Research
My research is situated at the intersection of technical and professional communication, the rhetoric of health and medicine, and intersectional feminist studies.
About My Current Project:
I am currently finishing my dissertation, titled, Evidence, Expertise, and Experiential Knowledges: A Study of Patients’ Communication Practices on Social Media.
This project theorizes patient narratives on digital networking sites as expressions of technical and technological expertise.
This is a mixed-method, multi-year study of patient communication practices and draws from 21 participant interviews and a corpus of over a thousand posts across TikTok, Twitter, and Instagram.

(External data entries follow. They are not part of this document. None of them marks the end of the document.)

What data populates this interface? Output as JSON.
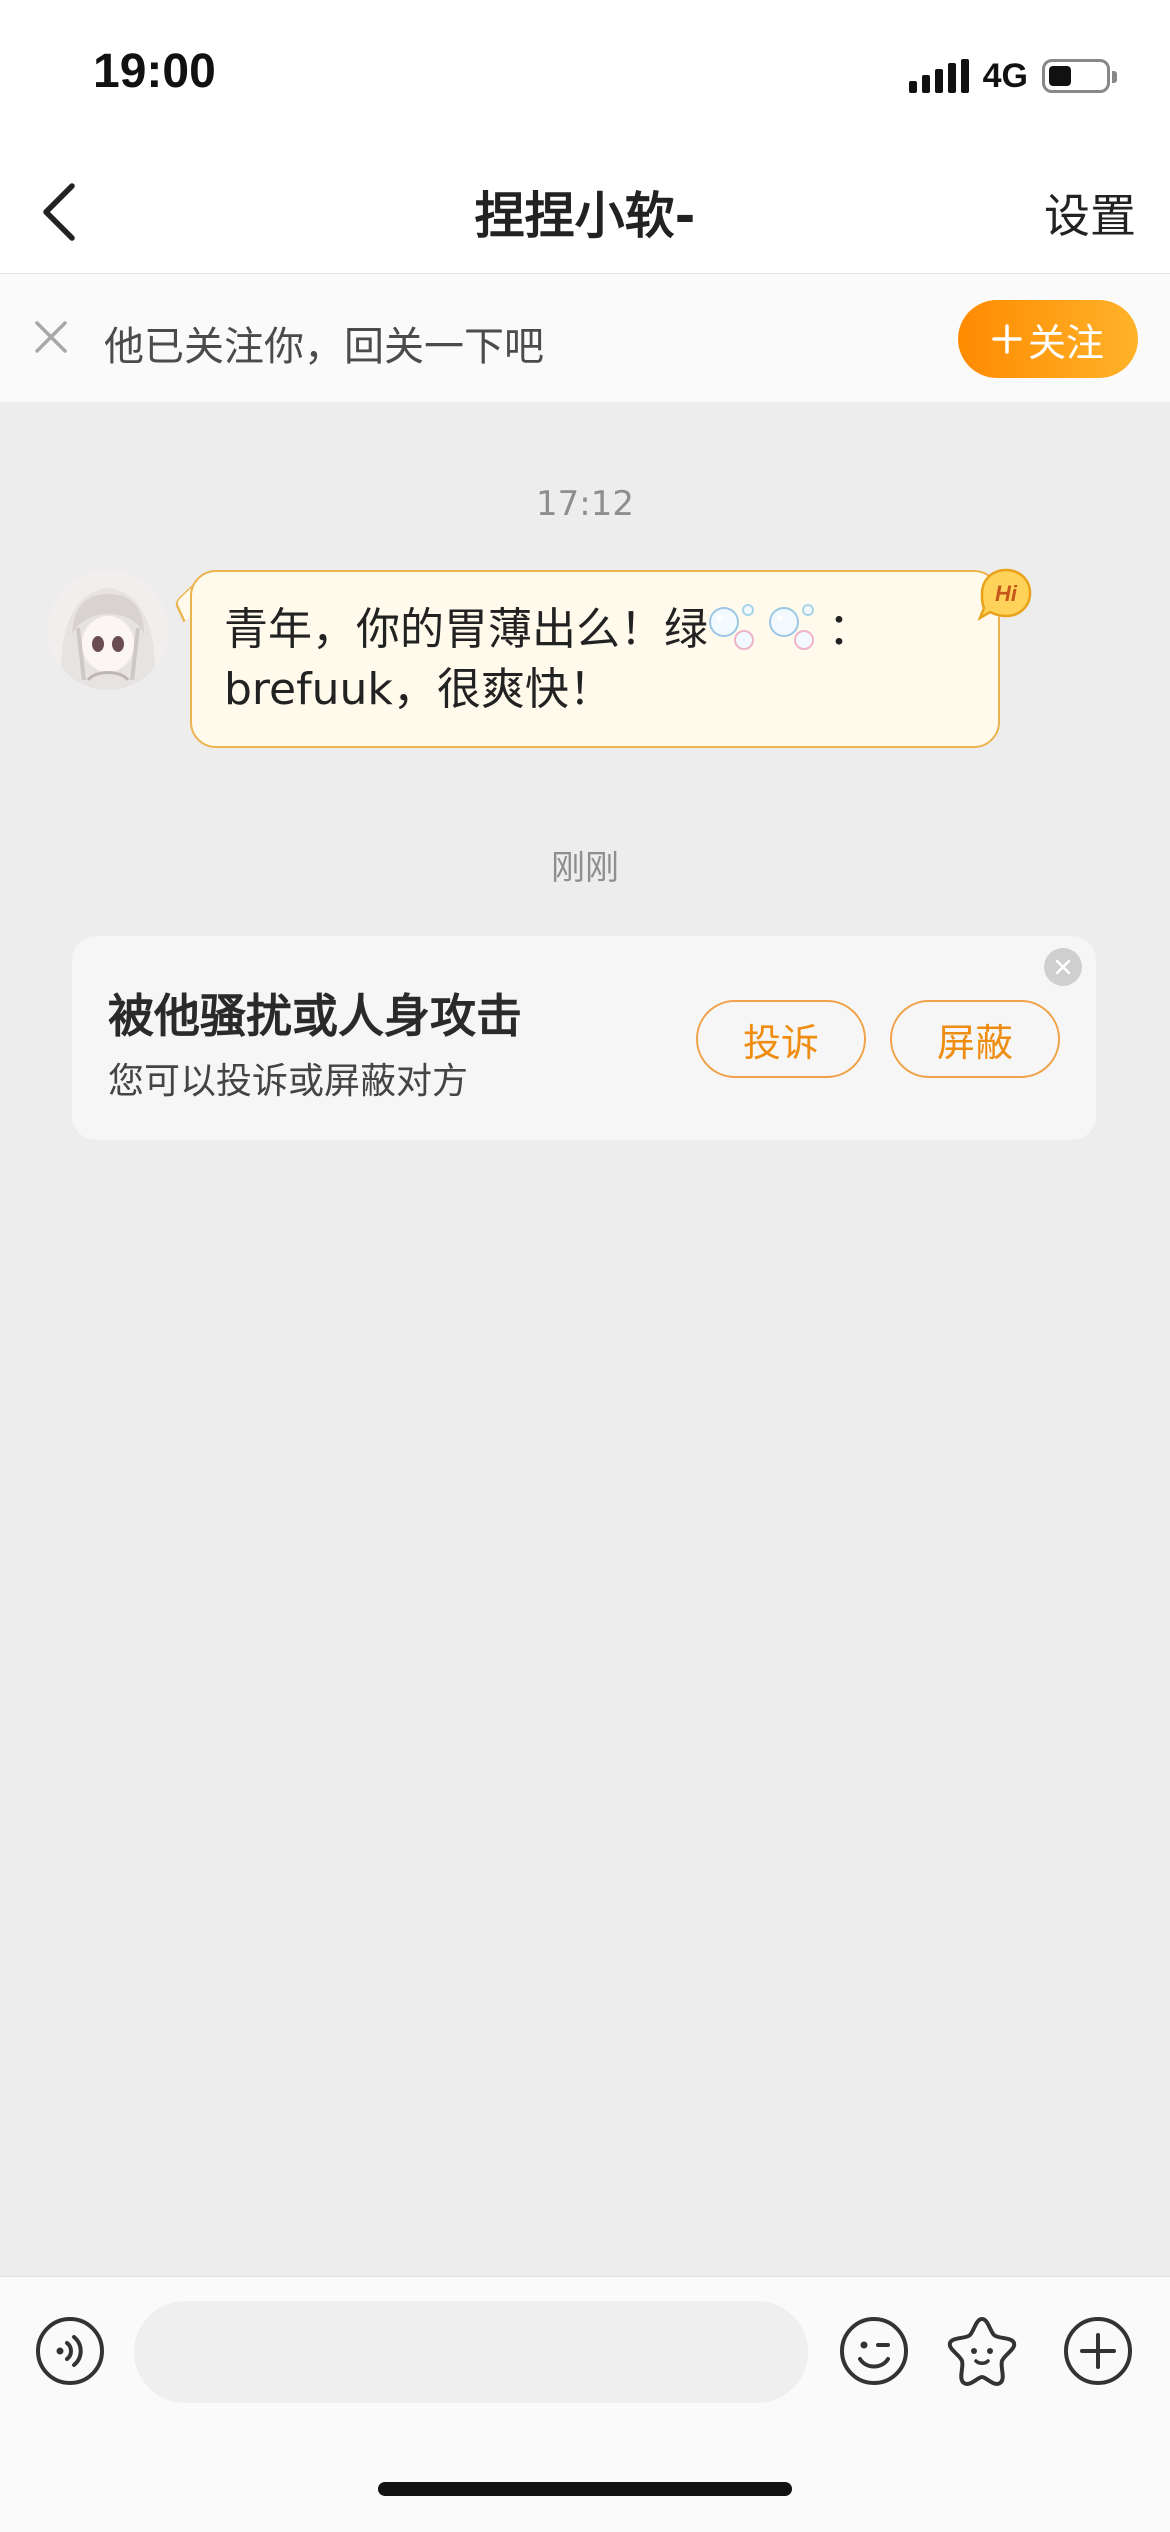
{
  "status_bar": {
    "time": "19:00",
    "network": "4G",
    "icons": [
      "signal-icon",
      "battery-icon"
    ]
  },
  "nav": {
    "title": "捏捏小软-",
    "settings_label": "设置",
    "back_icon": "chevron-left-icon"
  },
  "follow_banner": {
    "text": "他已关注你，回关一下吧",
    "button_label": "关注",
    "button_icon": "plus-icon",
    "close_icon": "close-icon",
    "accent": "#ff8a00"
  },
  "messages": [
    {
      "timestamp": "17:12",
      "sender": "other",
      "text_part1": "青年，你的胃薄出么！绿",
      "emoji": "bubbles-emoji",
      "text_part2": "：",
      "text_line2": "brefuuk，很爽快！",
      "badge": "Hi"
    }
  ],
  "system": {
    "timestamp": "刚刚",
    "card_title": "被他骚扰或人身攻击",
    "card_subtitle": "您可以投诉或屏蔽对方",
    "report_label": "投诉",
    "block_label": "屏蔽"
  },
  "input_bar": {
    "placeholder": "",
    "icons": [
      "voice-icon",
      "emoji-icon",
      "sticker-icon",
      "plus-icon"
    ]
  },
  "colors": {
    "bubble_bg": "#fffaec",
    "bubble_border": "#ecb44e",
    "chat_bg": "#ededed",
    "action_orange": "#ef8d12"
  }
}
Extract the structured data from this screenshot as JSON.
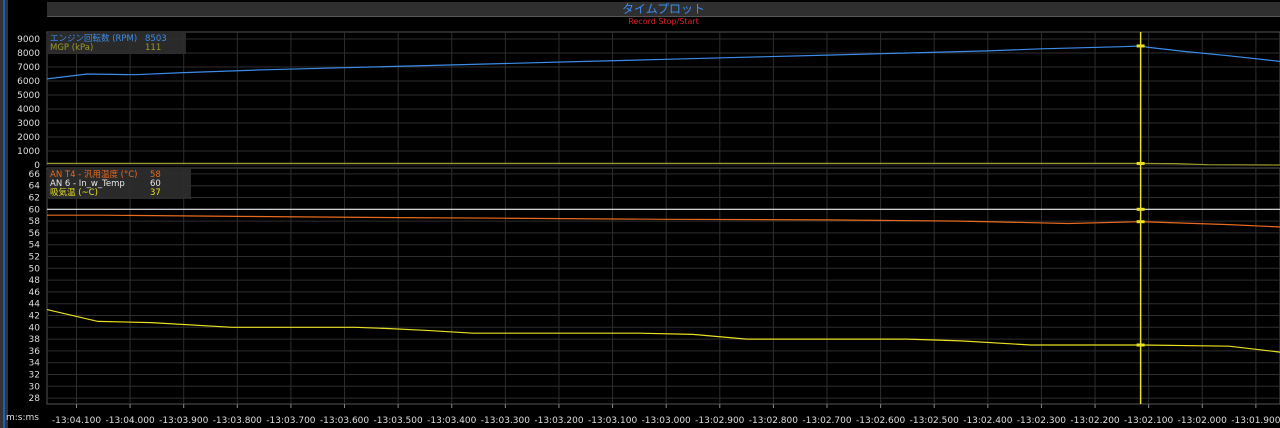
{
  "window": {
    "title": "タイムプロット",
    "record_label": "Record Stop/Start"
  },
  "x_axis_label": "m:s:ms",
  "colors": {
    "rpm": "#3c8ce8",
    "mgp": "#9a9a2a",
    "an_t4": "#e86a1e",
    "an6": "#e8e8e8",
    "intake": "#e8e020",
    "cursor": "#e8e020",
    "grid": "#2e2e2e",
    "background": "#000000"
  },
  "chart_data": [
    {
      "type": "line",
      "title": "",
      "xlabel": "m:s:ms",
      "ylabel": "",
      "ylim": [
        0,
        9500
      ],
      "xlim": [
        -13.04155,
        -13.01855
      ],
      "yticks": [
        0,
        1000,
        2000,
        3000,
        4000,
        5000,
        6000,
        7000,
        8000,
        9000
      ],
      "xticks": [
        -13.041,
        -13.04,
        -13.039,
        -13.038,
        -13.037,
        -13.036,
        -13.035,
        -13.034,
        -13.033,
        -13.032,
        -13.031,
        -13.03,
        -13.029,
        -13.028,
        -13.027,
        -13.026,
        -13.025,
        -13.024,
        -13.023,
        -13.022,
        -13.021,
        -13.02,
        -13.019
      ],
      "xtick_labels": [
        "-13:04.100",
        "-13:04.000",
        "-13:03.900",
        "-13:03.800",
        "-13:03.700",
        "-13:03.600",
        "-13:03.500",
        "-13:03.400",
        "-13:03.300",
        "-13:03.200",
        "-13:03.100",
        "-13:03.000",
        "-13:02.900",
        "-13:02.800",
        "-13:02.700",
        "-13:02.600",
        "-13:02.500",
        "-13:02.400",
        "-13:02.300",
        "-13:02.200",
        "-13:02.100",
        "-13:02.000",
        "-13:01.900"
      ],
      "cursor_x": -13.02115,
      "legend": {
        "position": "top-left",
        "entries": [
          {
            "name": "エンジン回転数 (RPM)",
            "value": "8503",
            "color": "#3c8ce8"
          },
          {
            "name": "MGP (kPa)",
            "value": "111",
            "color": "#9a9a2a"
          }
        ]
      },
      "series": [
        {
          "name": "エンジン回転数 (RPM)",
          "x": [
            -13.04155,
            -13.0408,
            -13.0399,
            -13.039,
            -13.0375,
            -13.036,
            -13.0345,
            -13.033,
            -13.0315,
            -13.03,
            -13.0285,
            -13.027,
            -13.0255,
            -13.024,
            -13.023,
            -13.0215,
            -13.02115,
            -13.021,
            -13.0203,
            -13.0195,
            -13.01855
          ],
          "y": [
            6150,
            6500,
            6450,
            6600,
            6800,
            6950,
            7100,
            7250,
            7400,
            7550,
            7700,
            7850,
            8000,
            8150,
            8300,
            8450,
            8503,
            8400,
            8100,
            7800,
            7400
          ]
        },
        {
          "name": "MGP (kPa)",
          "x": [
            -13.04155,
            -13.0215,
            -13.02115,
            -13.0205,
            -13.0199,
            -13.01855
          ],
          "y": [
            111,
            111,
            111,
            100,
            20,
            0
          ]
        }
      ]
    },
    {
      "type": "line",
      "title": "",
      "xlabel": "m:s:ms",
      "ylabel": "",
      "ylim": [
        27,
        67
      ],
      "xlim": [
        -13.04155,
        -13.01855
      ],
      "yticks": [
        28,
        30,
        32,
        34,
        36,
        38,
        40,
        42,
        44,
        46,
        48,
        50,
        52,
        54,
        56,
        58,
        60,
        62,
        64,
        66
      ],
      "cursor_x": -13.02115,
      "legend": {
        "position": "top-left",
        "entries": [
          {
            "name": "AN T4 - 汎用温度 (°C)",
            "value": "58",
            "color": "#e86a1e"
          },
          {
            "name": "AN 6 - In_w_Temp",
            "value": "60",
            "color": "#e8e8e8"
          },
          {
            "name": "吸気温 (~C)",
            "value": "37",
            "color": "#e8e020"
          }
        ]
      },
      "series": [
        {
          "name": "AN T4 - 汎用温度 (°C)",
          "x": [
            -13.04155,
            -13.0405,
            -13.038,
            -13.035,
            -13.033,
            -13.03,
            -13.027,
            -13.0245,
            -13.0225,
            -13.02115,
            -13.0195,
            -13.01855
          ],
          "y": [
            59,
            59,
            58.8,
            58.6,
            58.5,
            58.3,
            58.2,
            58,
            57.6,
            57.9,
            57.4,
            57
          ]
        },
        {
          "name": "AN 6 - In_w_Temp",
          "x": [
            -13.04155,
            -13.01855
          ],
          "y": [
            60,
            60
          ]
        },
        {
          "name": "吸気温 (~C)",
          "x": [
            -13.04155,
            -13.0406,
            -13.0396,
            -13.0381,
            -13.0358,
            -13.0352,
            -13.0345,
            -13.0336,
            -13.0318,
            -13.0305,
            -13.0295,
            -13.0285,
            -13.0265,
            -13.0255,
            -13.0245,
            -13.0232,
            -13.0215,
            -13.02115,
            -13.0195,
            -13.01855
          ],
          "y": [
            43,
            41,
            40.8,
            40,
            40,
            39.8,
            39.5,
            39,
            39,
            39,
            38.8,
            38,
            38,
            38,
            37.7,
            37,
            37,
            37,
            36.8,
            35.8
          ]
        }
      ]
    }
  ]
}
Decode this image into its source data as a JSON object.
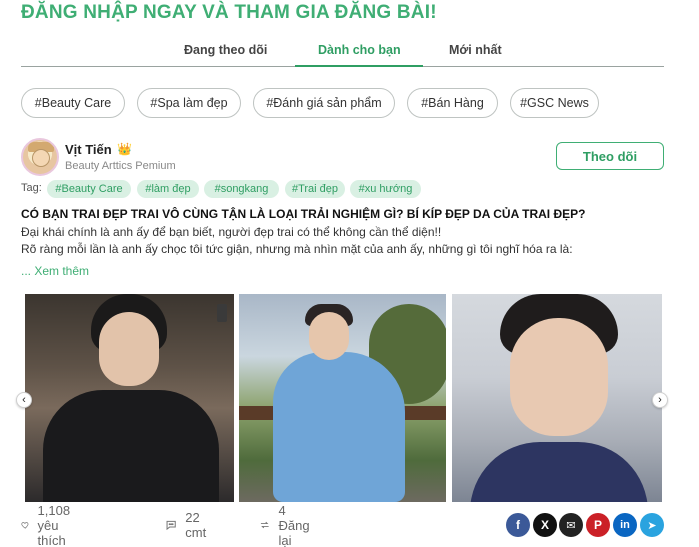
{
  "banner": {
    "text": "ĐĂNG NHẬP NGAY VÀ THAM GIA ĐĂNG BÀI!"
  },
  "tabs": [
    {
      "label": "Đang theo dõi"
    },
    {
      "label": "Dành cho bạn",
      "active": true
    },
    {
      "label": "Mới nhất"
    }
  ],
  "categories": [
    {
      "label": "#Beauty Care"
    },
    {
      "label": "#Spa làm đẹp"
    },
    {
      "label": "#Đánh giá sản phẩm"
    },
    {
      "label": "#Bán Hàng"
    },
    {
      "label": "#GSC News"
    }
  ],
  "post": {
    "author": {
      "name": "Vịt Tiến",
      "badge": "👑",
      "subtitle": "Beauty Arttics Pemium"
    },
    "follow_label": "Theo dõi",
    "tag_label": "Tag:",
    "tags": [
      "#Beauty Care",
      "#làm đẹp",
      "#songkang",
      "#Trai đẹp",
      "#xu hướng"
    ],
    "title": "CÓ BẠN TRAI ĐẸP TRAI VÔ CÙNG TẬN LÀ LOẠI TRẢI NGHIỆM GÌ? BÍ KÍP ĐẸP DA CỦA TRAI ĐẸP?",
    "lines": [
      "Đại khái chính là anh ấy để bạn biết, người đẹp trai có thể không cần thể diện!!",
      "Rõ ràng mỗi lần là anh ấy chọc tôi tức giận, nhưng mà nhìn mặt của anh ấy, những gì tôi nghĩ hóa ra là:"
    ],
    "see_more": "... Xem thêm",
    "gallery_nav": {
      "prev": "‹",
      "next": "›"
    },
    "stats": {
      "likes": "1,108 yêu thích",
      "comments": "22 cmt",
      "reposts": "4 Đăng lại"
    },
    "share": {
      "facebook": "f",
      "x": "X",
      "email": "✉",
      "pinterest": "P",
      "linkedin": "in",
      "telegram": "➤"
    }
  },
  "colors": {
    "accent": "#3fae74",
    "tag_bg": "#d9f0e3",
    "facebook": "#3b5998",
    "x": "#111111",
    "email": "#222222",
    "pinterest": "#cb2027",
    "linkedin": "#0a66c2",
    "telegram": "#2aa3df"
  }
}
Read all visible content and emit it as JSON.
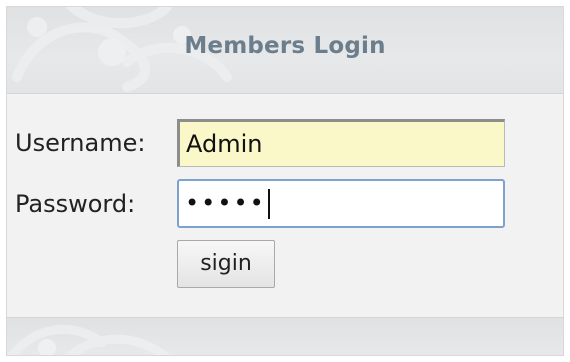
{
  "login_panel": {
    "title": "Members Login",
    "username_label": "Username:",
    "username_value": "Admin",
    "password_label": "Password:",
    "password_mask": "•••••",
    "signin_label": "sigin"
  },
  "colors": {
    "title": "#6c7d8c",
    "username_field_bg": "#faf7c8",
    "password_focus_border": "#7da2ce"
  },
  "icons": {
    "header_decoration": "swirl-ornament",
    "footer_decoration": "swirl-ornament"
  }
}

Key Dissertation Findings:
Patients’ grounded experiences, intuition, and emotional insights confer medical expertise
These ways of knowing also expand notions of valuable clinical evidence beyond quantitative testing and provider evaluation
Efforts to share these experiential knowledges on social media can move us towards a more justice-oriented model of healthcare delivery
Given pervasive beliefs regarding women’s weakness, hysteria, and thus medical inexpertise, alongside the general lack of credibility afforded to user-generated social networking sites, this project explicitly focuses on women’s social media content to reveal how health communication practices are also shaped by gender alongside other facets of identity.
Other Research:
Drawing from my work as a technical and research writer with Lex End Homelessness, a homelessness intervention and prevention campaign based out of Lexington, Kentucky, other research focuses on the role of narratives in effective crisis communication practices and the role of interface design in fostering housing equity and access. Preliminary findings are available in the 2022 IEEE International Professional Communication Conference (ProComm) proceedings and are forthcoming in a special issue of Technical Communication.